And the position of the head element with respect to the target track.
When coarsely adjusting the position, the output of the first comparing
Based on the signal obtained by adding the output of the second comparing means
Control the motor to center the track within the target track
When finely adjusting the position of the head element, the third ratio
The motor is controlled based on the output signal of the comparing means .

According to another aspect of the present invention, there is provided a disk drive device, wherein a head base is provided so as to be movable in a radial direction of a mounted disk by a driving force of a motor, and a head element mounted on the head base is moved to a target track. in the disk drive apparatus for tracking, the head base side
Magnetic scale with provided S pole and N pole alternately magnetized
And move at an interval of 1/2 of the magnetization interval of this magnetic scale
A magnetic sensor provided on a fixed side of the trajectory;
Of one output signal of the magnetic sensor from -45 ° to + 45 °
The one output signal in the range and the pair of magnetic cells.
Range of + 45 ° to + 135 ° of one output signal of the sensor
The polarity of the other output of the magnetic sensor at
Signal and +1 of one output signal of the pair of magnetic sensors.
The one output signal in the range of 35 ° to + 225 °
Signal with the polarity reversed, and one of the pair of magnetic sensors
Output signal in the range of + 225 ° to + 315 °
A signal obtained by adding the other output signal of the magnetic sensor
A position signal generating means for forming a position signal;
Direction signal generating means for converting the divided signal into a direction signal;
Compare one output signal and the other output of a pair of magnetic sensors
The first comparison signal and one of the pair of magnetic sensors.
A second comparison of the output signal and the output with the other polarity inverted
Look at the pulse for each quarter wavelength interval obtained from the comparison signal.
A scale signal generating means for forming a scale signal; and
Counting means for counting by a direction signal, and a target cow
Target count setting means for setting a count value;
Output from the target means and the target count setting means
First comparing means for comparing the position signal with a predetermined voltage value.
The second comparing means for comparing the data with the center of the track of the disk
A signal recorded on the inner circumference side shifted by 1/2 track
B signal recorded with a 1/2 track offset from the
AB signal detecting means for outputting the A signal and the B signal
The third comparison of the peak-held signal at the timing of
Comparing means for the target track,
When the position of the pad element is roughly adjusted, the first comparing means
To the signal obtained by adding the output of
Control the motor based on the
When finely adjusting the position of the head element at the center of the rack
The motor is controlled based on the output signal of the third comparing means.
It is intended to be controlled.

[0008]

The magnetic scale is manufactured by moving a magnetic material disposed in the vicinity of a single magnetic head at a constant speed and magnetizing the magnetic material, so that all of the magnetic scales are regularly magnetized.
Therefore, the output of the magnetic sensor for detecting the magnetic force of the magnetic scale can be obtained with extremely high accuracy, and the scale signal generated thereby has high accuracy, so that accurate coarse adjustment can be performed.

[0009]

Embodiments of the present invention will be described below with reference to the drawings. 1 to 6 show one embodiment of the present invention.
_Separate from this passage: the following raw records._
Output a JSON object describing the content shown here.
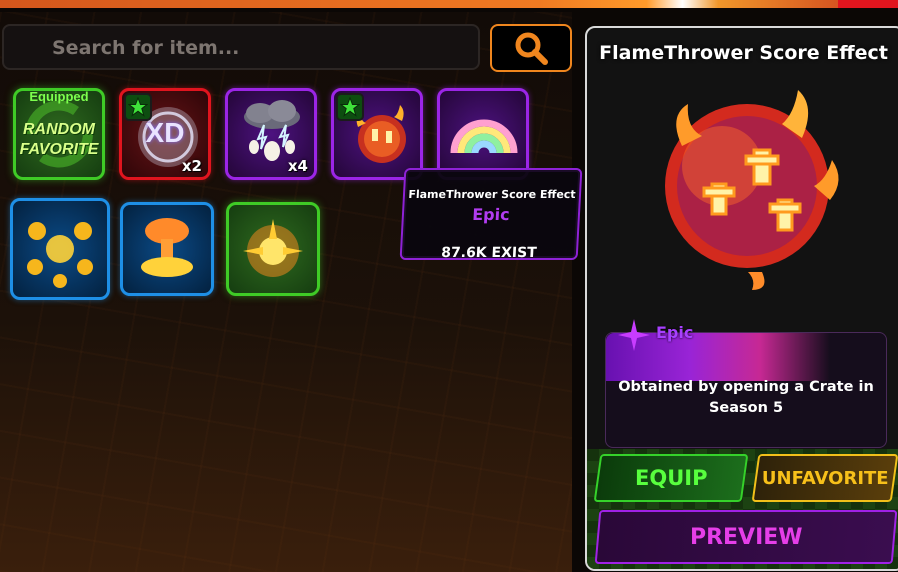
{
  "search": {
    "placeholder": "Search for item..."
  },
  "icons": {
    "search": "search-icon",
    "favorite": "star-icon"
  },
  "inventory": {
    "items": [
      {
        "kind": "random-favorite",
        "line1": "Equipped",
        "line2": "RANDOM",
        "line3": "FAVORITE",
        "border": "green"
      },
      {
        "kind": "xd-effect",
        "label": "XD",
        "quantity": "x2",
        "favorited": true,
        "border": "red"
      },
      {
        "kind": "storm-eggs",
        "quantity": "x4",
        "border": "purple"
      },
      {
        "kind": "flamethrower-score-effect",
        "favorited": true,
        "border": "purple"
      },
      {
        "kind": "rainbow-effect",
        "border": "purple"
      },
      {
        "kind": "coin-burst",
        "border": "blue"
      },
      {
        "kind": "mushroom-explosion",
        "border": "blue"
      },
      {
        "kind": "fire-burst",
        "border": "green"
      }
    ]
  },
  "tooltip": {
    "name": "FlameThrower Score Effect",
    "rarity": "Epic",
    "count": "87.6K EXIST"
  },
  "detail": {
    "title": "FlameThrower Score Effect",
    "rarity": "Epic",
    "description": "Obtained by opening a Crate in Season 5"
  },
  "buttons": {
    "equip": "EQUIP",
    "unfavorite": "UNFAVORITE",
    "preview": "PREVIEW"
  },
  "colors": {
    "accent_orange": "#f0861e",
    "equip_green": "#58ff3e",
    "unfavorite_yellow": "#f7c01a",
    "preview_magenta": "#e53ee8",
    "epic_purple": "#a840ff"
  }
}
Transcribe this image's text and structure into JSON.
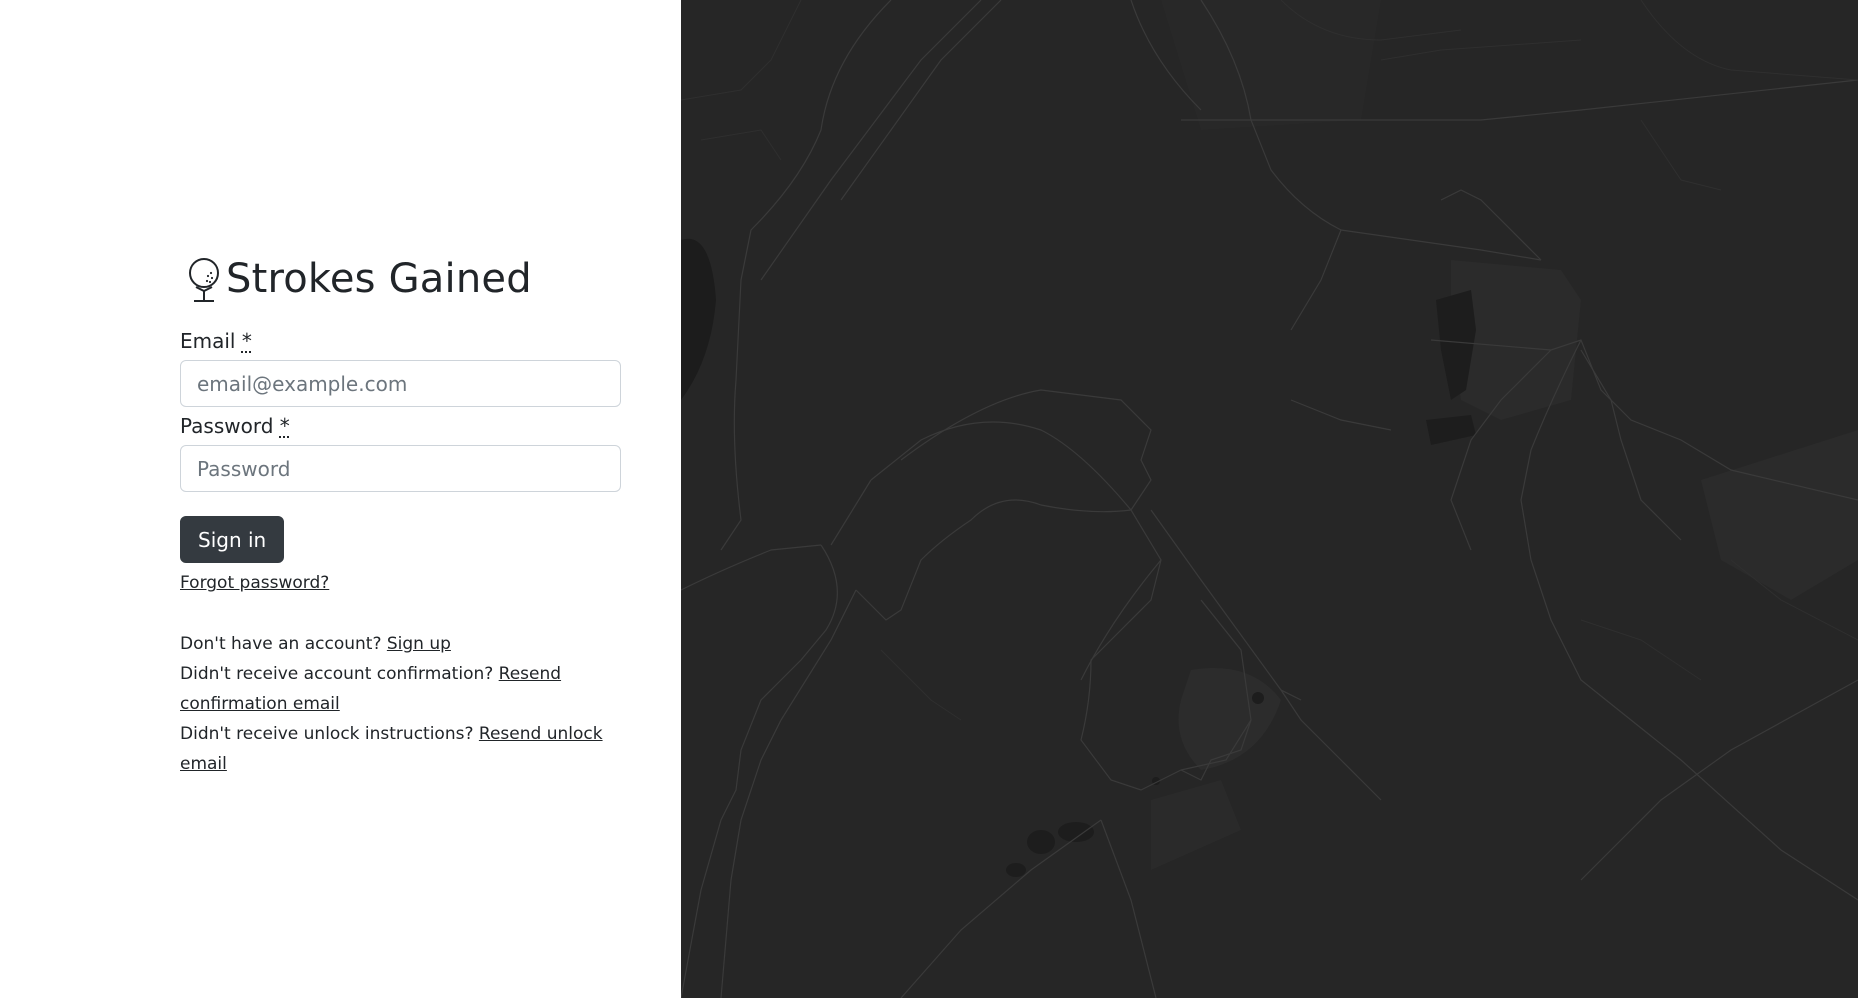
{
  "brand": {
    "title": "Strokes Gained",
    "icon": "golf-ball-on-tee-icon"
  },
  "form": {
    "email": {
      "label": "Email",
      "required_marker": "*",
      "placeholder": "email@example.com",
      "value": ""
    },
    "password": {
      "label": "Password",
      "required_marker": "*",
      "placeholder": "Password",
      "value": ""
    },
    "submit_label": "Sign in",
    "forgot_label": "Forgot password?"
  },
  "links": {
    "signup_prompt": "Don't have an account?",
    "signup_link": "Sign up",
    "confirm_prompt": "Didn't receive account confirmation?",
    "confirm_link": "Resend confirmation email",
    "unlock_prompt": "Didn't receive unlock instructions?",
    "unlock_link": "Resend unlock email"
  },
  "colors": {
    "map_background": "#262626",
    "button_background": "#343a40",
    "text": "#212529"
  }
}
In FIG. 2, a rail 1 is fixed to a chassis (not shown), and a head base 2 is slidably provided on the rail 1. A pair of head elements H (shown in FIG. 1) are attached to the head base 2, and the head base 2 is configured to be moved by a driving force of a motor 3 (shown in FIG. 1). . The movement of the head base 2 causes the head element H to move.
Is displaced in the radial direction of the disk D (shown in FIG. 1).

A groove 1a is formed in the upper surface of the rail 1 in the longitudinal direction, and a magnetic scale 4 is embedded in the groove 1a. The magnetic scale 4 is, for example, a magnescale
(Registered trademark) , a magnetic material is arranged close to a single magnetic head, and this magnetic material is moved at a constant speed to alternately magnetize the S pole and the N pole. Therefore, even if the magnetic scale 4 is regulated and magnetized in all positions and has a long dimension, the magnetization is not disturbed.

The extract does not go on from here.